That’s the number of cannabis products available at the government-run pot shops (SQDCs) in Quebec, 163 of them dried cannabis.

But no Acapulco Gold, the legendary 1960s weed I enjoyed during a trip to California. We laughed and laughed and laughed . . .

At least, I’ve yet to see a strain with that name. It’s pretty hard to tell what’s what in the ever-expanding cannabis universe of hybrids.

Choosing a cannabis product is a more complicated, if not sophisticated, process than selecting a bottle of wine. With wine, I look for, among other things, sugar content, types of grapes, growing conditions and country of origin, which can be viewed at a glance on the website of the provincial retailer (SAQ) in Quebec or in-store on their devices. I don’t need to seek out a wine critic. (My preferences: wines from Portugal and California.)

And drinking wine is all about taste for me. It’s not about getting a buzz.

It’s quite the opposite for cannabis, which is all about the buzz and only minimally about the taste for the people who might smoke it. (I don’t; I bake it and go the edible route.) Each strain, presumably, has unique effects, if only slightly different from other strains.

Typical questions pot shoppers might ask: Will it inspire you to clean the house? Or lock you on the sofa? Will it make you more creative? Or induce contemplation and meditation? Might it make you feel divine? Or paranoid?
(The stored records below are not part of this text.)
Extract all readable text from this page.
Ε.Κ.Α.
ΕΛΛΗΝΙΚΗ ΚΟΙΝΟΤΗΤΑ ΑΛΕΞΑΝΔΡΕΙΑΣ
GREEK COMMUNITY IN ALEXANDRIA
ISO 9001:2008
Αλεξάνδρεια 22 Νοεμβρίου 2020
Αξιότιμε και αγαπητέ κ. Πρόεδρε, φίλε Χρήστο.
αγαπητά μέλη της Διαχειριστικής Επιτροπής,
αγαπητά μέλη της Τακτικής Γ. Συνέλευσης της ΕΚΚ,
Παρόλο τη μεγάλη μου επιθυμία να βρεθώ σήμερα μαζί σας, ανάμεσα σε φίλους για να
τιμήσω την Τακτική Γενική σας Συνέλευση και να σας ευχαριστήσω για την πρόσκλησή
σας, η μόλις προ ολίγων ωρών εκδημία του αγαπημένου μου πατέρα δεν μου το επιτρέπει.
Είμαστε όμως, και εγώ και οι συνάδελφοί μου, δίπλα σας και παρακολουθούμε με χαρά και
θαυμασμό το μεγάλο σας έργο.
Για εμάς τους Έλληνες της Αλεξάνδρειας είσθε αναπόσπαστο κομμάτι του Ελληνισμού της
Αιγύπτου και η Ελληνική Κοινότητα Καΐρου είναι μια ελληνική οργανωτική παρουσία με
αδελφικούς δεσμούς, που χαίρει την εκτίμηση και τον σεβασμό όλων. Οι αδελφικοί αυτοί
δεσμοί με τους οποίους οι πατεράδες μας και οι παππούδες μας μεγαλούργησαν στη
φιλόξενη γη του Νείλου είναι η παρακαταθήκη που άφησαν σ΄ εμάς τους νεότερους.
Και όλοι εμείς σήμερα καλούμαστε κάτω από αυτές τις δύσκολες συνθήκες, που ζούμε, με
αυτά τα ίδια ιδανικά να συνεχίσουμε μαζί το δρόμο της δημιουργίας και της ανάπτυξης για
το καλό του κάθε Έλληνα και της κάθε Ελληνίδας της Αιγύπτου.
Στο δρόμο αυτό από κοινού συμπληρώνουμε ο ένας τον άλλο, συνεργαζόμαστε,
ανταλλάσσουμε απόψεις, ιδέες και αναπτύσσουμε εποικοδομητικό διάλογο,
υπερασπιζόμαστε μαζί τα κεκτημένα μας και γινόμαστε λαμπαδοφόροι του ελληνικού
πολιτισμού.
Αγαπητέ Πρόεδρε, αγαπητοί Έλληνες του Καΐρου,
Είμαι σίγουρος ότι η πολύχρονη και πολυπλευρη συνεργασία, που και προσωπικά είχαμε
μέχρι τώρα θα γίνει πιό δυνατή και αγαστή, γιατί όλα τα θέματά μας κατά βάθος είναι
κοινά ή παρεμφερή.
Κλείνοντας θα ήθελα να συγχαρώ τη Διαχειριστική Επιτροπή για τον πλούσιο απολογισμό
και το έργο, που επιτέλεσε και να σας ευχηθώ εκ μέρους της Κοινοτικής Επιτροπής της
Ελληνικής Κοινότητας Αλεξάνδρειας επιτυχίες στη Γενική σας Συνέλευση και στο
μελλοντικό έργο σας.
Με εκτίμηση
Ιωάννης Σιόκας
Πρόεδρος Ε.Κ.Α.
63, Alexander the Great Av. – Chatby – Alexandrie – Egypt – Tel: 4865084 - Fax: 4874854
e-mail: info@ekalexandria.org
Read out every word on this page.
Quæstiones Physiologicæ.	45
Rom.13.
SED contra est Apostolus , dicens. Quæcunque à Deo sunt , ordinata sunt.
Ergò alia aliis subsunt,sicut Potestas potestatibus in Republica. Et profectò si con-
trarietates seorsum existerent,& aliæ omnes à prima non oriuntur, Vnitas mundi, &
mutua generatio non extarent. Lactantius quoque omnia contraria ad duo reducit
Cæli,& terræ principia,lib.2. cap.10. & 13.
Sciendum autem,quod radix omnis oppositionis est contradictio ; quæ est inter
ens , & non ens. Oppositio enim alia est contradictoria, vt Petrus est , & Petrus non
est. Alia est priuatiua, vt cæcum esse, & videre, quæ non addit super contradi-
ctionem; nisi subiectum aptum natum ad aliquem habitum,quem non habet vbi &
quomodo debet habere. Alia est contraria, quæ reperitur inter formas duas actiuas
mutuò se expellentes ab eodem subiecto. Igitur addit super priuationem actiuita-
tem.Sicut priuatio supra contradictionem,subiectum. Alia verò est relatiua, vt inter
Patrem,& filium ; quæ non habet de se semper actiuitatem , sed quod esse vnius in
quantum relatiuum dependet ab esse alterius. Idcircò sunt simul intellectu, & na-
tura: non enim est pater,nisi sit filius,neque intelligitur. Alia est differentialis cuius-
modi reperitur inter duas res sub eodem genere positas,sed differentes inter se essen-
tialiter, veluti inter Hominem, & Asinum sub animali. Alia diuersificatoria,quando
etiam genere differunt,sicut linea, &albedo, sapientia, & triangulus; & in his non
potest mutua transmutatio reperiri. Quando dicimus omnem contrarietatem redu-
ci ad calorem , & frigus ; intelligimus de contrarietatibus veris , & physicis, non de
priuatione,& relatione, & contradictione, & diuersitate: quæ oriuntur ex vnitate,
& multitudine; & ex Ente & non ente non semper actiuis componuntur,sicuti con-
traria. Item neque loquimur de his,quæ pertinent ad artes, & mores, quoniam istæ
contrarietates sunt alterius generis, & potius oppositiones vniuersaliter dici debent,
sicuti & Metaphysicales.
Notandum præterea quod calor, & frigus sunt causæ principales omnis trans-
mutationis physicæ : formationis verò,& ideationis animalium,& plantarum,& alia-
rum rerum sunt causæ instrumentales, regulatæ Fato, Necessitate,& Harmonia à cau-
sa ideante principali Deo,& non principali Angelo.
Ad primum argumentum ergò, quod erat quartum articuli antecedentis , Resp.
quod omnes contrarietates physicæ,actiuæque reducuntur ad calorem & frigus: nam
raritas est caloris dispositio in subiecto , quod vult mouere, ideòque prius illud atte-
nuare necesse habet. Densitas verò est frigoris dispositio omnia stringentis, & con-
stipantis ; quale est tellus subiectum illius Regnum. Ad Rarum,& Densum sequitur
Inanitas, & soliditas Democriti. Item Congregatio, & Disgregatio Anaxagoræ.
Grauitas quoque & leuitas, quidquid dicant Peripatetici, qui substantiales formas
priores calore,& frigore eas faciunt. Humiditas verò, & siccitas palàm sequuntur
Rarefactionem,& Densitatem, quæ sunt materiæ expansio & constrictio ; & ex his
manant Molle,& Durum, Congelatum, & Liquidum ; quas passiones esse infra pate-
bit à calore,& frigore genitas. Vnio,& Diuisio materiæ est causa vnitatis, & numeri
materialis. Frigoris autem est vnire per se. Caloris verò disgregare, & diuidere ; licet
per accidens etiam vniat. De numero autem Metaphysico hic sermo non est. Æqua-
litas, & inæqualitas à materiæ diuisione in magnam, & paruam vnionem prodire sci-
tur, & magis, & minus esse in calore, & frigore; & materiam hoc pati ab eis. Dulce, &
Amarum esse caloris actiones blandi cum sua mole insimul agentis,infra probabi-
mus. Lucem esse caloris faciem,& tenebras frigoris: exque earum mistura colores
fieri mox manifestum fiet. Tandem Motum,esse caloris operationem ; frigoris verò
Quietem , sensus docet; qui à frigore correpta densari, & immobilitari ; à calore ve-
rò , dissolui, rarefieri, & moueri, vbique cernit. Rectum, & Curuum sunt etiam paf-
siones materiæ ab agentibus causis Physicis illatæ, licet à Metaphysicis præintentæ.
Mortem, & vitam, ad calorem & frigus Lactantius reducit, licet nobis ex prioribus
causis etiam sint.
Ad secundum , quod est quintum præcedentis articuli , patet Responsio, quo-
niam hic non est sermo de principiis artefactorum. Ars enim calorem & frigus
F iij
The provincial retailer (SQDC) does provide essential product info on its website: strain, brand, supplies, category (indica, sativa, hybrid, blend). It also gives a brief description devoid of adjectives. Take a Sensi Star strain from 7Acres as an example: “This Indica strain, in dried flower form, has a strong THC content and may contain CBD. It may alter concentration along with creativity levels. Its naturally occurring terpenes emit lemony, spicy and diesel aromas.”

It is strong, indeed. But what kind of strong? I found it does alter my creativity levels — negatively. But there are other cannabis products that enhance my creativity levels.

So, add another complexity to the puzzle: a strain that makes some more creative might do the opposite for others.

Sites like wikileaf.com and lift.co provide reviews from their writers and readers, along with a list of information. Some explain the origins of the strains and how they may have evolved over time.

Hence, I order cannabis online, after I’ve done some research.

Some tips for baked flower: A little goes a very long way. A half a pinch may be all you need. A 3.5-gram purchase can last for months.

We’ve come a long way since the days when consumers pretty much had one choice: whatever their street dealer had at the time, quite often a smelly skunk weed. One didn’t ask if it was a sativa, indica or hybrid.

It’s exciting to see the industry growing by leaps and bounds now, and to have such variety in products.

Now, if only they would resurrect Acapulco Gold . . .

I would love to be able to laugh like that again.